True wilderness contains a hierarchy of flora and fauna, from mighty oaks to gentle mosses, and from large mammals to tiny insects and microbial life forms. Despite the association of the terms, wilderness is not barren, but replete with the fullness of a diverse and inter-connected nature. That is what you get if you leave land to do its thing, unmolested by sheep or red deer which nip off the shoots of young trees and bushes long before they have a chance to establish themselves.
Upland sheep farming, we were told, is a loss-making activity, made viable only by the agricultural subsidies that cancel out those losses, with enough left over to provide an income.
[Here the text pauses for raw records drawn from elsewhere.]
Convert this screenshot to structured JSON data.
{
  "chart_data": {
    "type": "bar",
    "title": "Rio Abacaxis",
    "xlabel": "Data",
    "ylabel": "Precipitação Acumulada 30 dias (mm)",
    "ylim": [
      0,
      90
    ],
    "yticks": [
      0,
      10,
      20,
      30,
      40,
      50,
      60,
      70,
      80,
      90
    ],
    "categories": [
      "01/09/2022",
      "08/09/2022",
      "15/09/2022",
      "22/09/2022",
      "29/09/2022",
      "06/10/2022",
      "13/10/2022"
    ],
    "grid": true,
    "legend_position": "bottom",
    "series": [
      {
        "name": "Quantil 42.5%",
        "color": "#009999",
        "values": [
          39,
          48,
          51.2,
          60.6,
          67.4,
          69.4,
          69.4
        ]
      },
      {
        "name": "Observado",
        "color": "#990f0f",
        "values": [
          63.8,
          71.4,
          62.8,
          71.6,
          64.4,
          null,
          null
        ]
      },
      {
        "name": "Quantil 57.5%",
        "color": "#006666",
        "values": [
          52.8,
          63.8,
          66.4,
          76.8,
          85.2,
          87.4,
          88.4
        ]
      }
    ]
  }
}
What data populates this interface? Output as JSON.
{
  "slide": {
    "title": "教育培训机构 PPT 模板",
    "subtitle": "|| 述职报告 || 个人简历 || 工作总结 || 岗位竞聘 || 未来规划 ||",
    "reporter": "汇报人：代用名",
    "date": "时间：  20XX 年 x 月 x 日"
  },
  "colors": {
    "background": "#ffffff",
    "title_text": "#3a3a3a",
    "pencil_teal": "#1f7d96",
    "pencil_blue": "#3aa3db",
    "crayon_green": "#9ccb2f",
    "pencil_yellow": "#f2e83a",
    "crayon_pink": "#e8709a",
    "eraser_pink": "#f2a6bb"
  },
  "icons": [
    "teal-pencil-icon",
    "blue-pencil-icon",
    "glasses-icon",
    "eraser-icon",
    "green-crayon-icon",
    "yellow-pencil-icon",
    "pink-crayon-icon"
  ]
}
In effect, farmers are paid to maintain a form of scenery that we have learned to regard as archetypical of rural beauty - the undulating, smooth, green emptiness that inspired the landscape designs of Capability Brown.
The principle of paying farmers to conserve the landscape is not at issue. The approach, however, is deeply questionable. Monbiot points his finger squarely at a system in which the availability of land for agricultural activity is the only criterion for subsidy payments. It doesn't matter whether sheep are actually grazing the land, provided sheep can graze it. The presence of any "permanent ineligible features" - such as trees, dense vegetation or ponds - that prevent sheep from grazing reduces the area on which the subsidy is paid.
In other words, the terms of the agricultural subsidy are designed explicitly to prevent the reemergence of a truly natural landscape, since it is only in those permanent ineligible features that such a landscape can begin to re-establish itself. And since this is an outcome of government policy the economic logic is not hard to find.
Even loss-making hill farming makes a contribution to GDP. But, just as the destruction of a rain-forest for logging or cattle-ranching counts as economic growth in a system that takes no account of the loss of habitat or CO2 storage capacity, so, conversely, does a re-wilded landscape have no value whatsoever in GDP terms.
The whole point of recreating a wilderness is that you do not exploit it for extractive gain. You value it for its natural diversity, which GDP will never do. Yet another reason why anybody with a serious interest in the natural environment should join the Stop GDP movement. We deserve something better - a measurement of wealth that takes account of the human and systemic wellbeing that a truly natural environment bestows.